As you can see there has been quite a shift there and it is not the only one. Fuel volumes are still only at 91.3% of the February level. That is somewhat surprising from the perspective of Battersea but there is context from the issue with Hammersmith Bridge and now Vauxhall Bridge.
Also one area and I am sure you have guessed it has seen quite a boom.
Looking at the year-on-year growth in Table 2, total retail sales increased by 51.6%, with strong increases across all sectors. This shows that while we see declines on the month, online sales were at significantly higher levels than the previous year.
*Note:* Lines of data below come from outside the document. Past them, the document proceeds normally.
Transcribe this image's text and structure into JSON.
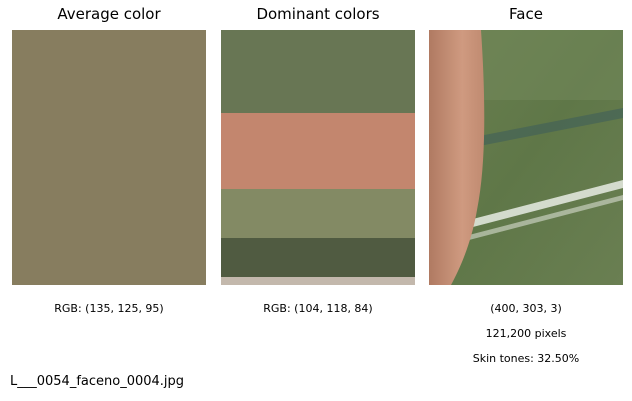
{
  "panels": {
    "average": {
      "title": "Average color",
      "color": "#877d5f",
      "caption": "RGB: (135, 125, 95)"
    },
    "dominant": {
      "title": "Dominant colors",
      "caption": "RGB: (104, 118, 84)",
      "bands": [
        {
          "color": "#687654",
          "fraction": 0.325
        },
        {
          "color": "#c3866e",
          "fraction": 0.298
        },
        {
          "color": "#838a64",
          "fraction": 0.192
        },
        {
          "color": "#505b41",
          "fraction": 0.153
        },
        {
          "color": "#c3b8ac",
          "fraction": 0.032
        }
      ]
    },
    "face": {
      "title": "Face",
      "shape": "(400, 303, 3)",
      "pixels": "121,200 pixels",
      "skin": "Skin tones: 32.50%"
    }
  },
  "filename": "L___0054_faceno_0004.jpg"
}
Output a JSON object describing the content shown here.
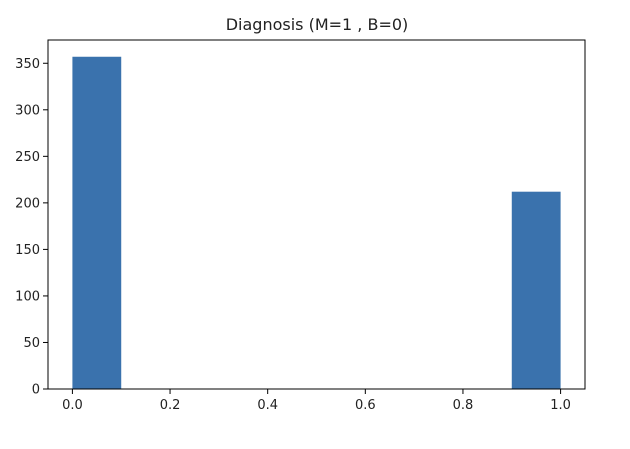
{
  "chart_data": {
    "type": "bar",
    "title": "Diagnosis (M=1 , B=0)",
    "xlabel": "",
    "ylabel": "",
    "xlim": [
      -0.05,
      1.05
    ],
    "ylim": [
      0,
      375
    ],
    "xticks": [
      0.0,
      0.2,
      0.4,
      0.6,
      0.8,
      1.0
    ],
    "xtick_labels": [
      "0.0",
      "0.2",
      "0.4",
      "0.6",
      "0.8",
      "1.0"
    ],
    "yticks": [
      0,
      50,
      100,
      150,
      200,
      250,
      300,
      350
    ],
    "ytick_labels": [
      "0",
      "50",
      "100",
      "150",
      "200",
      "250",
      "300",
      "350"
    ],
    "bins": [
      {
        "x0": 0.0,
        "x1": 0.1,
        "value": 357
      },
      {
        "x0": 0.1,
        "x1": 0.2,
        "value": 0
      },
      {
        "x0": 0.2,
        "x1": 0.3,
        "value": 0
      },
      {
        "x0": 0.3,
        "x1": 0.4,
        "value": 0
      },
      {
        "x0": 0.4,
        "x1": 0.5,
        "value": 0
      },
      {
        "x0": 0.5,
        "x1": 0.6,
        "value": 0
      },
      {
        "x0": 0.6,
        "x1": 0.7,
        "value": 0
      },
      {
        "x0": 0.7,
        "x1": 0.8,
        "value": 0
      },
      {
        "x0": 0.8,
        "x1": 0.9,
        "value": 0
      },
      {
        "x0": 0.9,
        "x1": 1.0,
        "value": 212
      }
    ],
    "bar_color": "#3a72ad",
    "grid": false,
    "legend": "none"
  }
}
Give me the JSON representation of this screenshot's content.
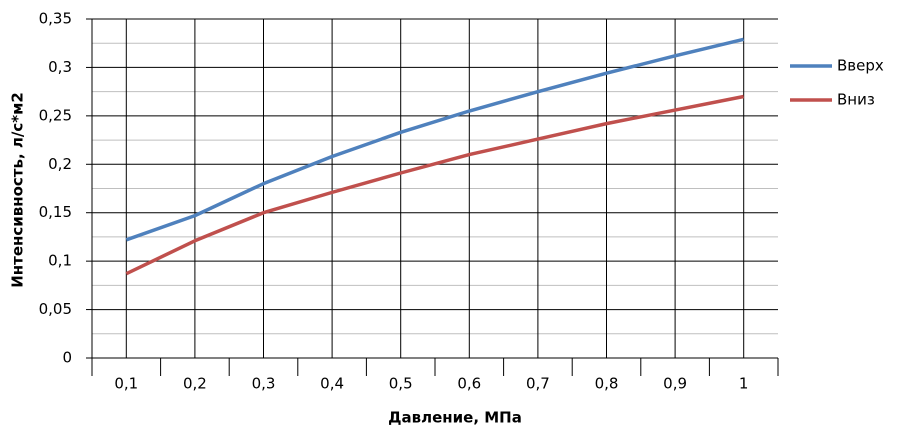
{
  "chart_data": {
    "type": "line",
    "x_label": "Давление, МПа",
    "y_label": "Интенсивность, л/с*м2",
    "categories": [
      "0,1",
      "0,2",
      "0,3",
      "0,4",
      "0,5",
      "0,6",
      "0,7",
      "0,8",
      "0,9",
      "1"
    ],
    "series": [
      {
        "name": "Вверх",
        "color": "#4f81bd",
        "values": [
          0.122,
          0.147,
          0.18,
          0.208,
          0.233,
          0.255,
          0.275,
          0.294,
          0.312,
          0.329
        ]
      },
      {
        "name": "Вниз",
        "color": "#c0504d",
        "values": [
          0.087,
          0.121,
          0.15,
          0.171,
          0.191,
          0.21,
          0.226,
          0.242,
          0.256,
          0.27
        ]
      }
    ],
    "ylim": [
      0,
      0.35
    ],
    "yticks": [
      0,
      {
        "value": 0.05,
        "label": "0,05"
      },
      {
        "value": 0.1,
        "label": "0,1"
      },
      {
        "value": 0.15,
        "label": "0,15"
      },
      {
        "value": 0.2,
        "label": "0,2"
      },
      {
        "value": 0.25,
        "label": "0,25"
      },
      {
        "value": 0.3,
        "label": "0,3"
      },
      {
        "value": 0.35,
        "label": "0,35"
      }
    ],
    "grid": true,
    "legend": "right"
  }
}
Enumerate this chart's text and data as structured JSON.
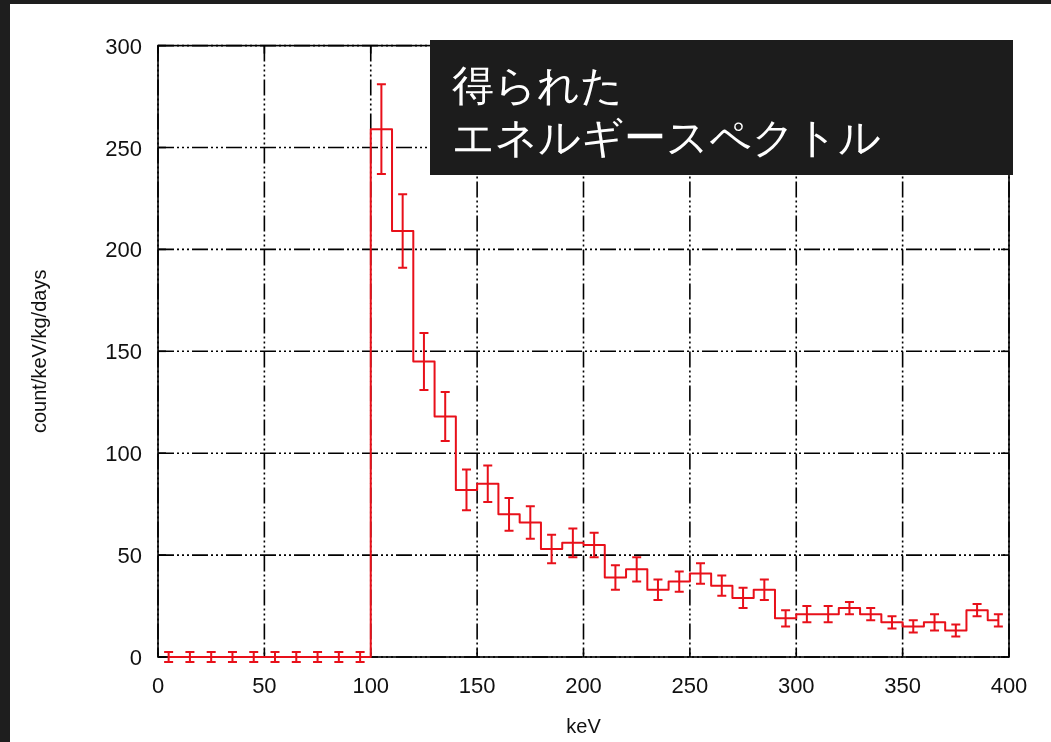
{
  "chart_data": {
    "type": "step",
    "title": "得られた",
    "subtitle": "エネルギースペクトル",
    "xlabel": "keV",
    "ylabel": "count/keV/kg/days",
    "x": [
      5,
      15,
      25,
      35,
      45,
      55,
      65,
      75,
      85,
      95,
      105,
      115,
      125,
      135,
      145,
      155,
      165,
      175,
      185,
      195,
      205,
      215,
      225,
      235,
      245,
      255,
      265,
      275,
      285,
      295,
      305,
      315,
      325,
      335,
      345,
      355,
      365,
      375,
      385,
      395
    ],
    "values": [
      0,
      0,
      0,
      0,
      0,
      0,
      0,
      0,
      0,
      0,
      259,
      209,
      145,
      118,
      82,
      85,
      70,
      66,
      53,
      56,
      55,
      39,
      43,
      33,
      37,
      41,
      35,
      29,
      33,
      19,
      21,
      21,
      24,
      21,
      17,
      15,
      17,
      13,
      23,
      18
    ],
    "errors": [
      2.5,
      2.5,
      2.5,
      2.5,
      2.5,
      2.5,
      2.5,
      2.5,
      2.5,
      2.5,
      22,
      18,
      14,
      12,
      10,
      9,
      8,
      8,
      7,
      7,
      6,
      6,
      6,
      5,
      5,
      5,
      5,
      5,
      5,
      4,
      4,
      4,
      3,
      3,
      3,
      3,
      4,
      3,
      3,
      3
    ],
    "color": "#e8101a",
    "xlim": [
      0,
      400
    ],
    "ylim": [
      0,
      300
    ],
    "xticks": [
      0,
      50,
      100,
      150,
      200,
      250,
      300,
      350,
      400
    ],
    "yticks": [
      0,
      50,
      100,
      150,
      200,
      250,
      300
    ],
    "grid": true
  }
}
We have fallen back from the peak but the trend was up anyway as pre pandemic volumes were around 50% higher than in 2016. In August they were 125.9% higher than in 2016.
Eat Out To Help Out
In case you were wondering this was not part of the growth today and may well have subtracted from it according to The Guardian.
Britons spent £155m less in supermarkets in August than in the previous month as many returned to workplaces and the government’s eat out to help out scheme encouraged visiting restaurants and cafes.
Alcohol sales in supermarkets dipped month on month, with wine down 5% and beer down 10%, as the scheme encouraged people to swap Zoom catch-ups for trips to bars and restaurants, according to market research firm Kantar.
It has been a curious 24 hours when our central banking overlords have displayed their leaden footedness. The issue of negative interest-rates is something we have been prepared for and with both the UK 2 and 5 year bond yields already negative markets have adjusted to. For a while the UK Pound £ fell and the bond market rallied but the Pound has rallied again. So what was the point?
Also as Joumanna Bercetche of CNBC reminded me Governor Andrew Bailey told her this on the 16th of March.
On negative interest rates – Evaluated the impact on banks/ bldg societies carefully “there is a reason we cut 15bps”. Bailey: “I am not a fan of negative interest rates and they are not a tool I would want to use readily”. Banks are in position to support the economy.